A straight performance test isn't usually so helpful unless it is seen as one small item in a greater picture.

7:59 PM

Blogger turbidity said...

Hi. Thanks for this post and for the article. I thought I'd let you know that the RemoteObject tests are returning this error to me: "got fault Send failed". The other two types of tests are working just fine.

3:10 PM

Blogger William Cook said...

I'm curious what you think of this:

If you use remote objects with typical OO design approaches, you can actually get a less scalable solution than web services. It has to do with the possibility for a "document oriented" model in which services. Your benchmark doesn't take this into account.

2:46 PM

Anonymous Anonymous said...

There's some interesting questions raised here.

1: Are the SOAP web services using document/literal or RPC/literal? It matters because the resulting data sets can look very different, be of dramatically different sizes, and require more or less parsing effort on the client side. This will have a (possibly dramatic) influence on performance.

2: Exactly what server software is generating the responses at the back end, and how fast is it? If the back end is slower at generating the responses then this might lead to the appearance of other factors in the test appearing to be slow. Ideally the back end for web services should be GSOAP which is an incredibly fast back end implementation.

3: Compression is everything for tests like this.
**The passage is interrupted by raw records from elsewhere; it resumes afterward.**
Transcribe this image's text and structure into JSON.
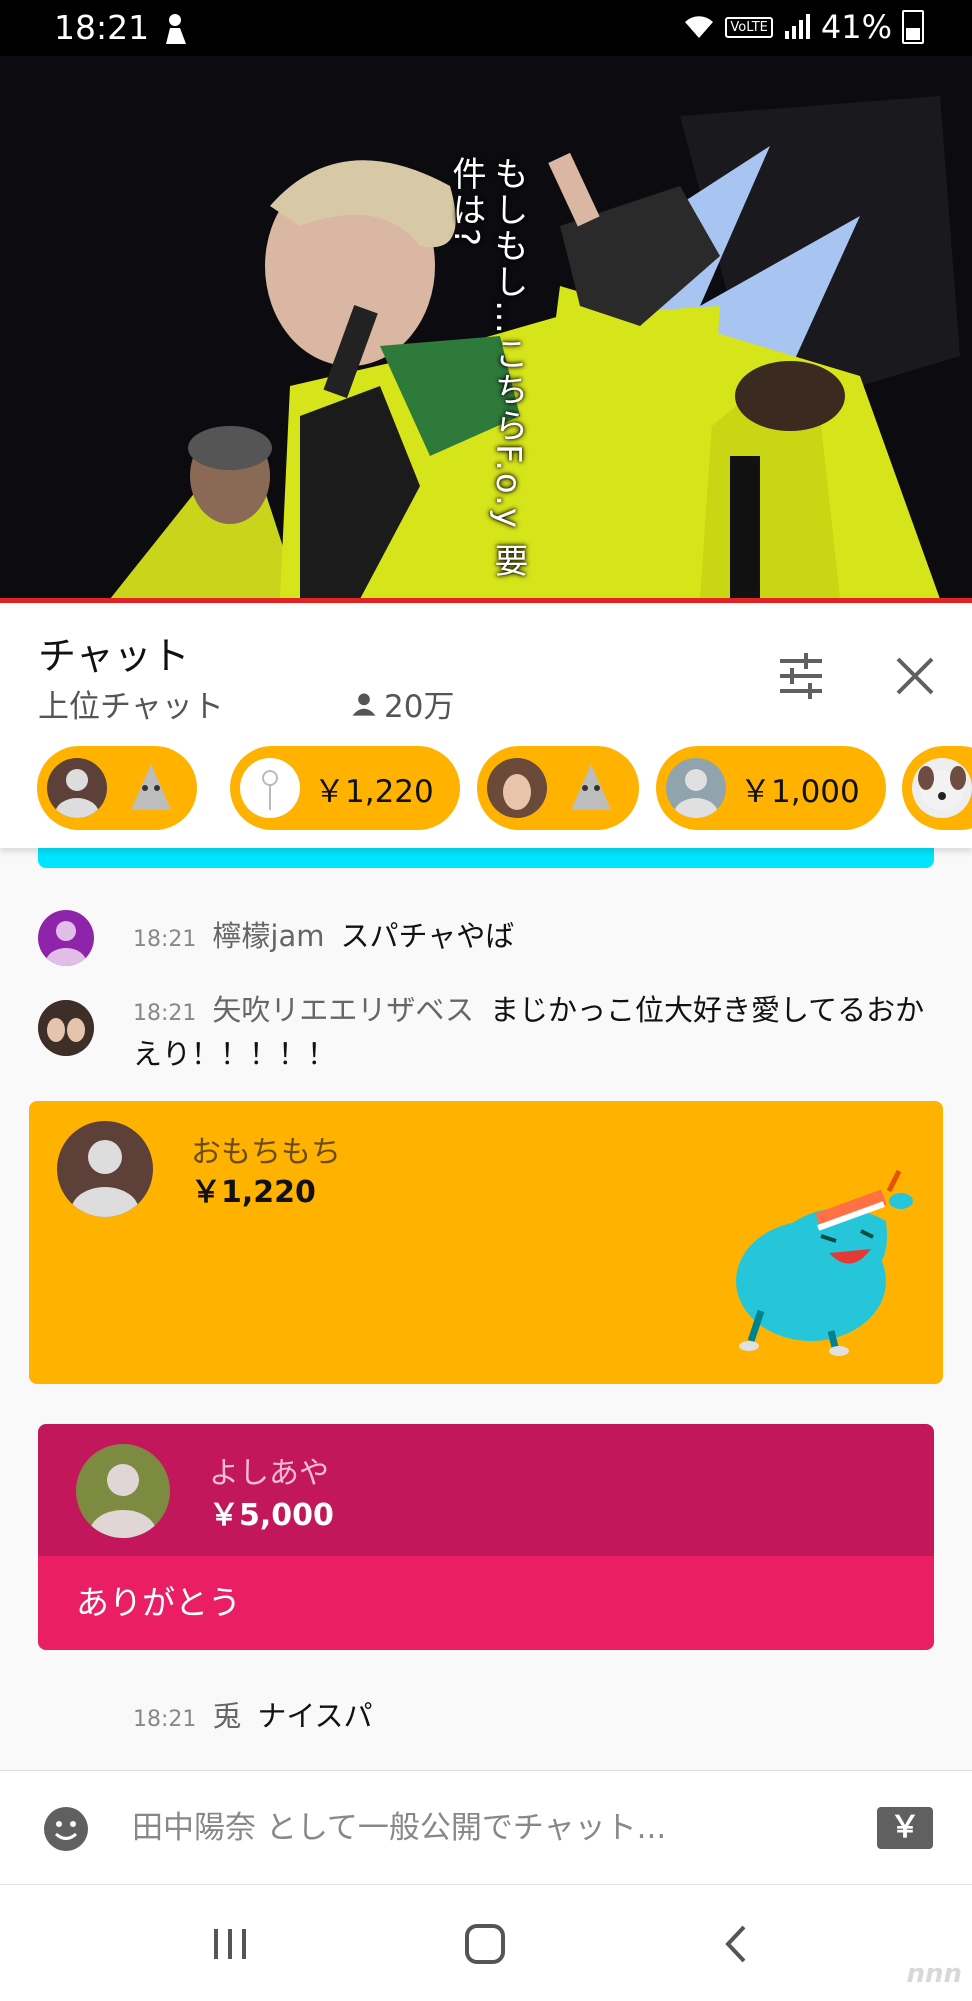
{
  "status_bar": {
    "time": "18:21",
    "network_badge": "VoLTE",
    "battery": "41%"
  },
  "video": {
    "caption": "もしもし…こちらF.o.y 要件は?"
  },
  "chat_header": {
    "title": "チャット",
    "mode": "上位チャット",
    "viewers": "20万",
    "ticker": [
      {
        "avatar": "brown-person-avatar",
        "amount": ""
      },
      {
        "avatar": "rose-avatar",
        "amount": "￥1,220"
      },
      {
        "avatar": "girl-photo-avatar",
        "amount": ""
      },
      {
        "avatar": "grey-person-avatar",
        "amount": "￥1,000"
      },
      {
        "avatar": "dog-photo-avatar",
        "amount": ""
      }
    ]
  },
  "messages": [
    {
      "time": "18:21",
      "author": "檸檬jam",
      "text": "スパチャやば"
    },
    {
      "time": "18:21",
      "author": "矢吹リエエリザベス",
      "text": "まじかっこ位大好き愛してるおかえり！！！！！"
    },
    {
      "time": "18:21",
      "author": "兎",
      "text": "ナイスパ"
    }
  ],
  "superchat_1": {
    "name": "おもちもち",
    "amount": "￥1,220",
    "color": "#ffb300"
  },
  "superchat_2": {
    "name": "よしあや",
    "amount": "￥5,000",
    "message": "ありがとう",
    "color_head": "#c2185b",
    "color_body": "#e91e63"
  },
  "input": {
    "placeholder": "田中陽奈 として一般公開でチャット...",
    "yen_label": "￥"
  },
  "watermark": "nnn"
}
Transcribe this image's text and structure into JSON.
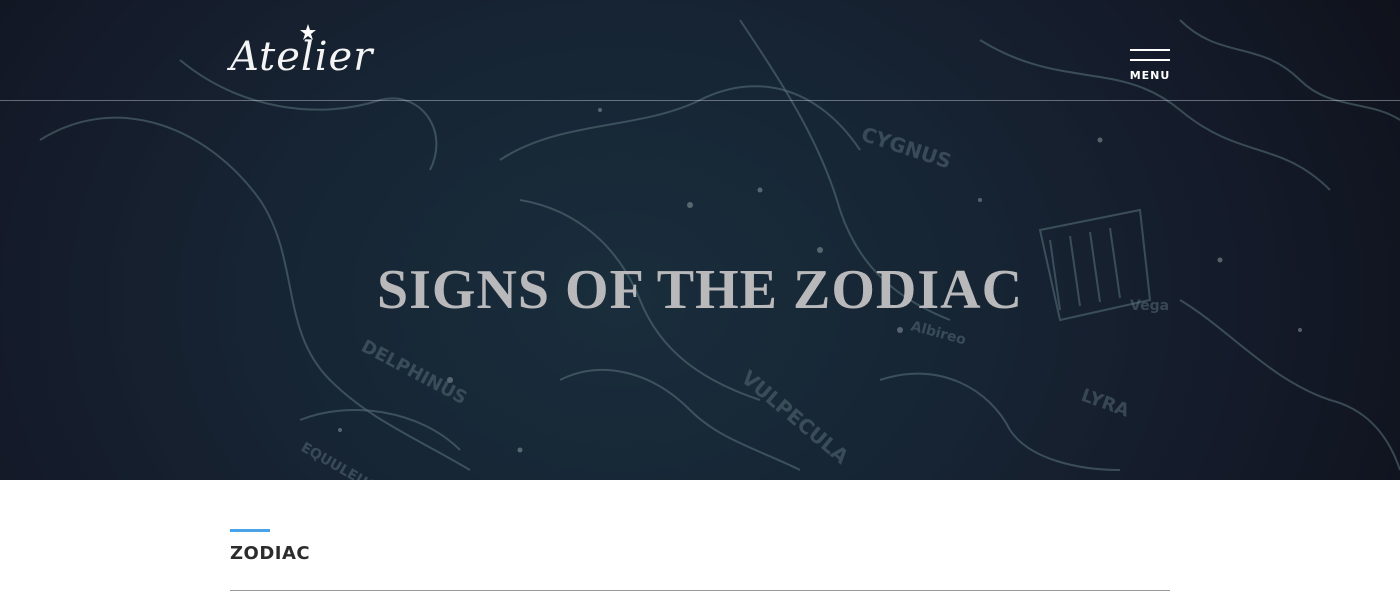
{
  "header": {
    "logo_text": "Atelier",
    "menu_label": "MENU"
  },
  "hero": {
    "title": "SIGNS OF THE ZODIAC",
    "constellation_labels": [
      "CYGNUS",
      "DELPHINUS",
      "VULPECULA",
      "LYRA",
      "EQUULEUS",
      "Vega",
      "Albireo"
    ]
  },
  "section": {
    "title": "ZODIAC"
  },
  "colors": {
    "accent": "#4aa3e8",
    "hero_text": "#b9b9bb",
    "header_text": "#ffffff"
  }
}
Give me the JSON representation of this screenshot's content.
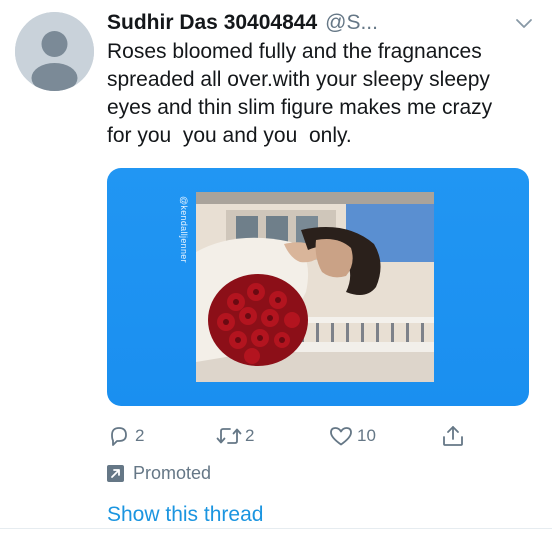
{
  "tweet": {
    "author_name": "Sudhir Das 30404844",
    "author_handle": "@S...",
    "text": "Roses bloomed fully and the fragnances\nspreaded all over.with your sleepy sleepy\neyes and thin slim figure makes me crazy\nfor you  you and you  only.",
    "media": {
      "watermark": "@kendalljenner"
    },
    "actions": {
      "reply_count": "2",
      "retweet_count": "2",
      "like_count": "10"
    },
    "promoted_label": "Promoted",
    "show_thread_label": "Show this thread"
  },
  "icons": {
    "avatar": "default-avatar-icon",
    "menu": "chevron-down-icon",
    "reply": "reply-icon",
    "retweet": "retweet-icon",
    "like": "heart-icon",
    "share": "share-icon",
    "promoted": "promoted-arrow-icon"
  },
  "colors": {
    "text_primary": "#14171a",
    "text_secondary": "#657786",
    "link": "#1b95e0",
    "media_background": "#2196f3"
  }
}
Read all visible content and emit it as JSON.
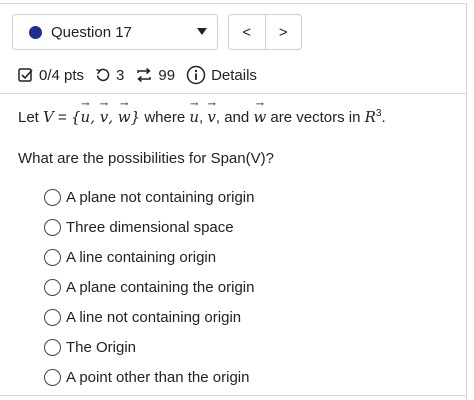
{
  "header": {
    "question_label": "Question 17",
    "prev_symbol": "<",
    "next_symbol": ">"
  },
  "meta": {
    "score": "0/4 pts",
    "attempts": "3",
    "submissions": "99",
    "details": "Details"
  },
  "prompt": {
    "lead": "Let",
    "set_name": "V",
    "equals": " = ",
    "vec_u": "u",
    "vec_v": "v",
    "vec_w": "w",
    "where": " where ",
    "and": ", and ",
    "tail": " are vectors in ",
    "space": "R",
    "exponent": "3",
    "period": "."
  },
  "question_text": "What are the possibilities for Span(V)?",
  "options": [
    "A plane not containing origin",
    "Three dimensional space",
    "A line containing origin",
    "A plane containing the origin",
    "A line not containing origin",
    "The Origin",
    "A point other than the origin"
  ],
  "colors": {
    "question_dot": "#1f2f8f",
    "border": "#cfcfcf",
    "text": "#222222"
  }
}
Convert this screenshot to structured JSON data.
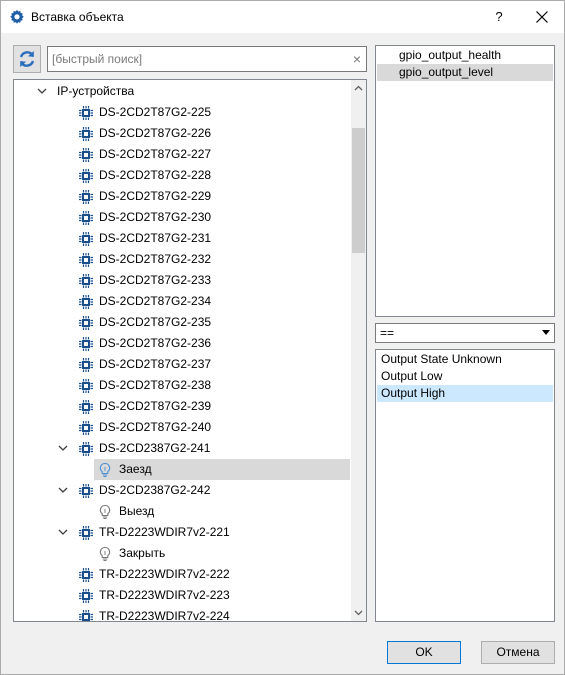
{
  "window": {
    "title": "Вставка объекта",
    "help_label": "?"
  },
  "search": {
    "placeholder": "[быстрый поиск]",
    "clear_label": "×"
  },
  "tree": {
    "items": [
      {
        "label": "IP-устройства",
        "level": 0,
        "expanded": true,
        "icon": "none"
      },
      {
        "label": "DS-2CD2T87G2-225",
        "level": 1,
        "icon": "chip-icon"
      },
      {
        "label": "DS-2CD2T87G2-226",
        "level": 1,
        "icon": "chip-icon"
      },
      {
        "label": "DS-2CD2T87G2-227",
        "level": 1,
        "icon": "chip-icon"
      },
      {
        "label": "DS-2CD2T87G2-228",
        "level": 1,
        "icon": "chip-icon"
      },
      {
        "label": "DS-2CD2T87G2-229",
        "level": 1,
        "icon": "chip-icon"
      },
      {
        "label": "DS-2CD2T87G2-230",
        "level": 1,
        "icon": "chip-icon"
      },
      {
        "label": "DS-2CD2T87G2-231",
        "level": 1,
        "icon": "chip-icon"
      },
      {
        "label": "DS-2CD2T87G2-232",
        "level": 1,
        "icon": "chip-icon"
      },
      {
        "label": "DS-2CD2T87G2-233",
        "level": 1,
        "icon": "chip-icon"
      },
      {
        "label": "DS-2CD2T87G2-234",
        "level": 1,
        "icon": "chip-icon"
      },
      {
        "label": "DS-2CD2T87G2-235",
        "level": 1,
        "icon": "chip-icon"
      },
      {
        "label": "DS-2CD2T87G2-236",
        "level": 1,
        "icon": "chip-icon"
      },
      {
        "label": "DS-2CD2T87G2-237",
        "level": 1,
        "icon": "chip-icon"
      },
      {
        "label": "DS-2CD2T87G2-238",
        "level": 1,
        "icon": "chip-icon"
      },
      {
        "label": "DS-2CD2T87G2-239",
        "level": 1,
        "icon": "chip-icon"
      },
      {
        "label": "DS-2CD2T87G2-240",
        "level": 1,
        "icon": "chip-icon"
      },
      {
        "label": "DS-2CD2387G2-241",
        "level": 1,
        "expanded": true,
        "icon": "chip-icon"
      },
      {
        "label": "Заезд",
        "level": 2,
        "icon": "lightbulb-icon",
        "selected": true
      },
      {
        "label": "DS-2CD2387G2-242",
        "level": 1,
        "expanded": true,
        "icon": "chip-icon"
      },
      {
        "label": "Выезд",
        "level": 2,
        "icon": "lightbulb-icon"
      },
      {
        "label": "TR-D2223WDIR7v2-221",
        "level": 1,
        "expanded": true,
        "icon": "chip-icon"
      },
      {
        "label": "Закрыть",
        "level": 2,
        "icon": "lightbulb-icon"
      },
      {
        "label": "TR-D2223WDIR7v2-222",
        "level": 1,
        "icon": "chip-icon"
      },
      {
        "label": "TR-D2223WDIR7v2-223",
        "level": 1,
        "icon": "chip-icon"
      },
      {
        "label": "TR-D2223WDIR7v2-224",
        "level": 1,
        "icon": "chip-icon"
      }
    ]
  },
  "properties": {
    "items": [
      {
        "label": "gpio_output_health",
        "selected": false
      },
      {
        "label": "gpio_output_level",
        "selected": true
      }
    ]
  },
  "operator": {
    "value": "=="
  },
  "values": {
    "items": [
      {
        "label": "Output State Unknown",
        "selected": false
      },
      {
        "label": "Output Low",
        "selected": false
      },
      {
        "label": "Output High",
        "selected": true
      }
    ]
  },
  "buttons": {
    "ok": "OK",
    "cancel": "Отмена"
  },
  "colors": {
    "selection_gray": "#d9d9d9",
    "selection_blue": "#cce8ff",
    "chip_icon": "#1a4f8c",
    "refresh_icon": "#2a6ebb"
  }
}
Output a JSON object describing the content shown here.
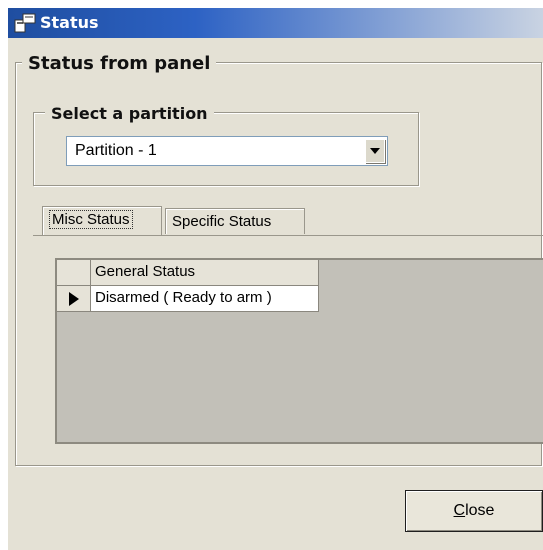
{
  "window": {
    "title": "Status",
    "icon": "status-app-icon"
  },
  "panel": {
    "group_label": "Status from panel"
  },
  "partition": {
    "group_label": "Select a partition",
    "selected": "Partition - 1"
  },
  "tabs": [
    {
      "label": "Misc Status",
      "active": true
    },
    {
      "label": "Specific Status",
      "active": false
    }
  ],
  "grid": {
    "columns": [
      "General Status"
    ],
    "rows": [
      {
        "current": true,
        "values": [
          "Disarmed ( Ready to arm )"
        ]
      }
    ]
  },
  "buttons": {
    "close_mnemonic": "C",
    "close_rest": "lose"
  },
  "colors": {
    "title_start": "#1f4ea0",
    "face": "#e4e1d5",
    "grid_bg": "#c2c0b8"
  }
}
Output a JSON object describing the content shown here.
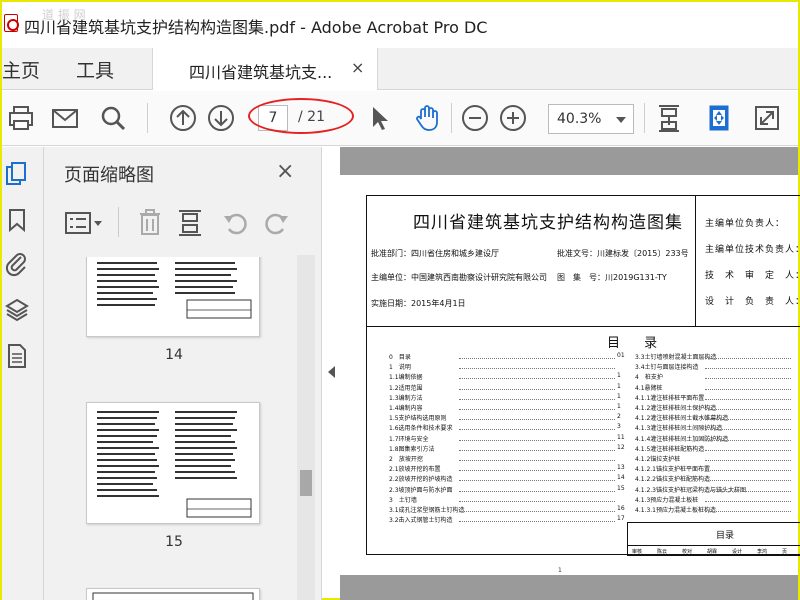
{
  "window": {
    "title": "四川省建筑基坑支护结构构造图集.pdf - Adobe Acrobat Pro DC",
    "watermark": "道 振 网"
  },
  "menu": {
    "home": "主页",
    "tools": "工具"
  },
  "tab": {
    "label": "四川省建筑基坑支...",
    "close": "×"
  },
  "toolbar": {
    "page_current": "7",
    "page_total": "/ 21",
    "zoom": "40.3%",
    "icons": [
      "print-icon",
      "email-icon",
      "search-icon",
      "page-up-icon",
      "page-down-icon",
      "select-cursor-icon",
      "hand-tool-icon",
      "zoom-out-icon",
      "zoom-in-icon",
      "scroll-mode-icon",
      "fit-page-icon",
      "fullscreen-icon"
    ]
  },
  "sidebar": {
    "icons": [
      "page-thumbnails-icon",
      "bookmarks-icon",
      "attachments-icon",
      "layers-icon",
      "document-icon"
    ]
  },
  "panel": {
    "title": "页面缩略图",
    "close": "×",
    "thumbnails": [
      {
        "label": "14"
      },
      {
        "label": "15"
      }
    ]
  },
  "document": {
    "title": "四川省建筑基坑支护结构构造图集",
    "approval_dept": "批准部门：四川省住房和城乡建设厅",
    "approval_no": "批准文号：川建标发〔2015〕233号",
    "editor_unit": "主编单位：中国建筑西南勘察设计研究院有限公司",
    "atlas_no": "图　集　号：川2019G131-TY",
    "impl_date": "实施日期：2015年4月1日",
    "right_labels": [
      "主编单位负责人：",
      "主编单位技术负责人：",
      "技　术　审　定　人：",
      "设　计　负　责　人："
    ],
    "toc_title": "目 录",
    "toc_left": [
      {
        "t": "0　目录",
        "n": "01"
      },
      {
        "t": "1　说明",
        "n": ""
      },
      {
        "t": "1.1编制依据",
        "n": "1"
      },
      {
        "t": "1.2适用范围",
        "n": "1"
      },
      {
        "t": "1.3编制方法",
        "n": "1"
      },
      {
        "t": "1.4编制内容",
        "n": "1"
      },
      {
        "t": "1.5支护结构选用原则",
        "n": "2"
      },
      {
        "t": "1.6选用条件和技术要求",
        "n": "3"
      },
      {
        "t": "1.7环境与安全",
        "n": "11"
      },
      {
        "t": "1.8图集索引方法",
        "n": "12"
      },
      {
        "t": "2　放坡开挖",
        "n": ""
      },
      {
        "t": "2.1放坡开挖的布置",
        "n": "13"
      },
      {
        "t": "2.2放坡开挖的护坡构造",
        "n": "14"
      },
      {
        "t": "2.3坡顶护面与防水护面",
        "n": "15"
      },
      {
        "t": "3　土钉墙",
        "n": ""
      },
      {
        "t": "3.1成孔注浆型钢筋土钉构造",
        "n": "16"
      },
      {
        "t": "3.2击入式钢管土钉构造",
        "n": "17"
      }
    ],
    "toc_right": [
      {
        "t": "3.3土钉墙喷射混凝土面层构造",
        "n": ""
      },
      {
        "t": "3.4土钉与面层连接构造",
        "n": ""
      },
      {
        "t": "4　桩支护",
        "n": ""
      },
      {
        "t": "4.1悬臂桩",
        "n": ""
      },
      {
        "t": "4.1.1灌注桩排桩平面布置",
        "n": ""
      },
      {
        "t": "4.1.2灌注桩排桩间土保护构造",
        "n": ""
      },
      {
        "t": "4.1.2灌注桩排桩间土截水帷幕构造",
        "n": ""
      },
      {
        "t": "4.1.3灌注桩排桩间土间隙护构造",
        "n": ""
      },
      {
        "t": "4.1.4灌注桩排桩间土加固防护构造",
        "n": ""
      },
      {
        "t": "4.1.5灌注桩排桩配筋构造",
        "n": ""
      },
      {
        "t": "4.1.2锚拉支护桩",
        "n": ""
      },
      {
        "t": "4.1.2.1锚拉支护桩平面布置",
        "n": ""
      },
      {
        "t": "4.1.2.2锚拉支护桩配筋构造",
        "n": ""
      },
      {
        "t": "4.1.2.3锚拉支护桩冠梁构造与锚头大样图",
        "n": ""
      },
      {
        "t": "4.1.3预应力混凝土板桩",
        "n": ""
      },
      {
        "t": "4.1.3.1预应力混凝土板桩构造",
        "n": ""
      }
    ],
    "stamp_title": "目录",
    "stamp_row": [
      "审核",
      "陈云",
      "校对",
      "胡霖",
      "设计",
      "李鸿",
      "页"
    ],
    "page_num": "1"
  }
}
Compressed versus uncompressed timing tests are worlds apart. There's no information here about whether the responses are compressed or not. Uncompressed SOAP/web services tend to be fat and slow. A real world application probably should be using GZIP compression of responses, and uncompressed responses end up being very large which would skew these results. Is there a way to identify if compression is on? Even better would be to include an option to try each test with and without compression.

It's a very interesting test but without more detail it wouldn't be right to draw conclusions about the performance of soap web services versus AMF.



9:42 PM

Anonymous Anonymous said...

Thanks for the response. I appreciate it because I think this is a subject filled with more myth and speculation then fact and the tests you posted absolutely do draw mp3 indir out some intrinsic differences and do so with real fact and not theory or guesswork. Its honestly very helpful to the community. Thanks.

4:14 PM

Anonymous Anonymous said...

Another consideration is the enabling of larger result sets to the client. This allows us to take advantage of local sorting, filtering, and other manipulations. And while shipping and handling performance is a critical factor, don't forget the time it takes to populate a grid, for example. In my observations, when the number of rows gets above 1K, the XML result sets start to exhibit serious slowdowns in population of a grid, while the AMF performance seems unaffected. I've tested with 5K rows and found XML to take over a minute while AMF data was ready in a few seconds. Ultimately I assume the reason is that the AMF data is immediately ready for use while XML data still requires heavy parsing work.